Stipp: So it's important to remember that it's a backward-looking rating, so if there was something like a management change in an actively managed fund, it could affect the future. Also the star rating is comparing funds to other funds in their categories, so you have to consider it within the category set to really use it well.
The next one, Adam, is active share, which you've written about a lot. Active share explains how a fund is different than its benchmark. It's an interesting one, but you have to know how to use it.
Zoll: Active share is a relatively new metric that has come on the scene, and it's basically used to measure how different an actively managed portfolio is from a benchmark. Investors who are paying a higher expense ratio for active management will want to make sure they are getting what they're paying for. However, the problem with the active share metric is, first of all, it's giving you a snapshot on a specific day of what the fund portfolio looks like.

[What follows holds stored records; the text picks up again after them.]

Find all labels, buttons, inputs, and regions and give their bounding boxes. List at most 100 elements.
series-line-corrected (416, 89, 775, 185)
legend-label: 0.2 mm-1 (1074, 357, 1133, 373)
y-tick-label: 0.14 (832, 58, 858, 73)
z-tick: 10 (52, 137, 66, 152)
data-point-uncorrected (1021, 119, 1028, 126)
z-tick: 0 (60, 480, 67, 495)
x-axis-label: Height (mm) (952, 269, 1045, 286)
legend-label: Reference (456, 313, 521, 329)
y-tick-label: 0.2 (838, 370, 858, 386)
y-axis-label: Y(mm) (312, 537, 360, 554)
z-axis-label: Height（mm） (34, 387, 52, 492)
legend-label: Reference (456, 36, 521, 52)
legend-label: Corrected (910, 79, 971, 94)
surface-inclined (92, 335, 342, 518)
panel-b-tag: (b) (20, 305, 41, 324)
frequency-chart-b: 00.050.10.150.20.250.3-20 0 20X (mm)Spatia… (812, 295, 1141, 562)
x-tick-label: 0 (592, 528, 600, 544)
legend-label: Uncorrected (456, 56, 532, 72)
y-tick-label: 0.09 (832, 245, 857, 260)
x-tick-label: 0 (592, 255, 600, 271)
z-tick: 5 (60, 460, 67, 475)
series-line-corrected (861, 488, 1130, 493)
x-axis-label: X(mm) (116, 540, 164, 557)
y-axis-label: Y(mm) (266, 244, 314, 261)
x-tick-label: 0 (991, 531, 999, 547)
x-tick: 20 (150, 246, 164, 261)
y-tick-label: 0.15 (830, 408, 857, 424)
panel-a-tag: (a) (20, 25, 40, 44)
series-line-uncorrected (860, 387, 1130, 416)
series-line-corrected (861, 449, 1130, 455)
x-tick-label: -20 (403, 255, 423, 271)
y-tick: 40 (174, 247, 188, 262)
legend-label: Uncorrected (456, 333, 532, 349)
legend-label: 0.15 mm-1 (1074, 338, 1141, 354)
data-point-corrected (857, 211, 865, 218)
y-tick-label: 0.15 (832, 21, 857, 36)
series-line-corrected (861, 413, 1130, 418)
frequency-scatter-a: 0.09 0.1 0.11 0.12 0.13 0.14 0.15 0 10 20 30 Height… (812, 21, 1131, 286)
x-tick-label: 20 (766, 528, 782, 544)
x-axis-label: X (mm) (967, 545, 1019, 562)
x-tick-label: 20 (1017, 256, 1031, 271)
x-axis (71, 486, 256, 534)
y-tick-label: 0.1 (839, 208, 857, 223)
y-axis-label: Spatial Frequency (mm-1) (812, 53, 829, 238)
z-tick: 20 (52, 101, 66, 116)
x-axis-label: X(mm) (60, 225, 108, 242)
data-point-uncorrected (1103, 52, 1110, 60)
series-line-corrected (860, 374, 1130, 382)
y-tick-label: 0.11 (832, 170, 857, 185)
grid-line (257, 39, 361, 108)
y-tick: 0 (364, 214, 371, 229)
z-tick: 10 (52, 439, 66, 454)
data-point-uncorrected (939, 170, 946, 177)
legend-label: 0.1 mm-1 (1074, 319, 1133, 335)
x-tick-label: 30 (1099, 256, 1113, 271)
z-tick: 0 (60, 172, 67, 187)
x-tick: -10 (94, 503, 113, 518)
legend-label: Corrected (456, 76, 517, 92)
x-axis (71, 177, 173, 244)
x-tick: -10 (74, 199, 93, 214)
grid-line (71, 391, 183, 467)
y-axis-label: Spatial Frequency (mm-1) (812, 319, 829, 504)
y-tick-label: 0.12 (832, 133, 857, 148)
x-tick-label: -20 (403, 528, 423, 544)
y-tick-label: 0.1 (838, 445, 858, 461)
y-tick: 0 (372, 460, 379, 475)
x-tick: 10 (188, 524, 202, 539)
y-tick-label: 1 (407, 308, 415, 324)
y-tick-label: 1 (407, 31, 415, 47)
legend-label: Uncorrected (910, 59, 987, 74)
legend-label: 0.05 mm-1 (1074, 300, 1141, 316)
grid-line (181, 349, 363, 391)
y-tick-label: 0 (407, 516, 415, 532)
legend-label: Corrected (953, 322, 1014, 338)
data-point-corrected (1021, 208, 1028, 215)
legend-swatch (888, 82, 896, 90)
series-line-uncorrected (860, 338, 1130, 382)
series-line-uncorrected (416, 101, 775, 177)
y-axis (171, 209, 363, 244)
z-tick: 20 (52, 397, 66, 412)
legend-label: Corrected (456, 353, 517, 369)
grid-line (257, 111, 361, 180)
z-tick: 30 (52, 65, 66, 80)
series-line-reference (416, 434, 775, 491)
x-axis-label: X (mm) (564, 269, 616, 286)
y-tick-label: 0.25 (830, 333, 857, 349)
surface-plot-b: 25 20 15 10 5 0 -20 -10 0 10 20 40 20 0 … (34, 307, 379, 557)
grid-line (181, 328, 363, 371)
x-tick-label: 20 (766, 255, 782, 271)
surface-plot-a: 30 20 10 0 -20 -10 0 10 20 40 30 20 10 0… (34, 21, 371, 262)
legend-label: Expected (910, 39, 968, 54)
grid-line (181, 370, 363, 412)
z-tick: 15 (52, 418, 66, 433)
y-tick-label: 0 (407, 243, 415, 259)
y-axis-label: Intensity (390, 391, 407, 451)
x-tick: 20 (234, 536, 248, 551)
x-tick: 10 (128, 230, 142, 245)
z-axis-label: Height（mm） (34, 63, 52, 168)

It also is not necessarily predictive that just because the fund has a high active share, meaning it's very different from its benchmark, that it's necessarily going to outperform the benchmark. In fact, in some of the articles we've written for Five-Star Investor, we found that funds with lower active share in some cases outperform those with higher active share.
So yes, it can tell you how that portfolio looks, but it's not necessarily going to tell you that the fund is going perform well. Some other metrics, for example, in addition to active share, can give you more of a clear picture, like R-squared. And even taking a glance at the portfolio of your fund and comparing it to the benchmark's portfolio in terms of sector allocation and other allocations can be useful, too.
Stipp: So you really need that additional context to understand how active share might be playing into the performance of this fund over time.
The last one, Adam, is a very well-known and very well used metric for a lot of reasons, especially for income investors, and that's yield. So, what's a good way and what's maybe the wrong way to use yield?
Zoll: Yield is an important one, obviously, because a lot of investors are looking for income from their investments for living expenses these days. On Morningstar.com, we have two different yield measures: There is TTM, which stands for "trailing 12-month" yield, and there is the SEC yield.
The trailing 12-month yield can be useful because it shows the yield that the fund has experienced in the past year. However, that can change; much of that yield may have come earlier in the year, or some of the holdings may have cut their dividends over time.
The SEC yield is the yield over the previous 30-day period, ending the month before that. By comparing the two yields together, you can get a sense if there is a trend, if the yield on the fund is increasing or decreasing, and the SEC yield in particular can give you a more recent view of what that yield is.
Stipp: Five good fund metrics that become great when you know how to use them, and you use them well. Thanks for joining me today, Adam.
Zoll: My pleasure.
Stipp: For Morningstar, I'm Jason Stipp. Thanks for watching.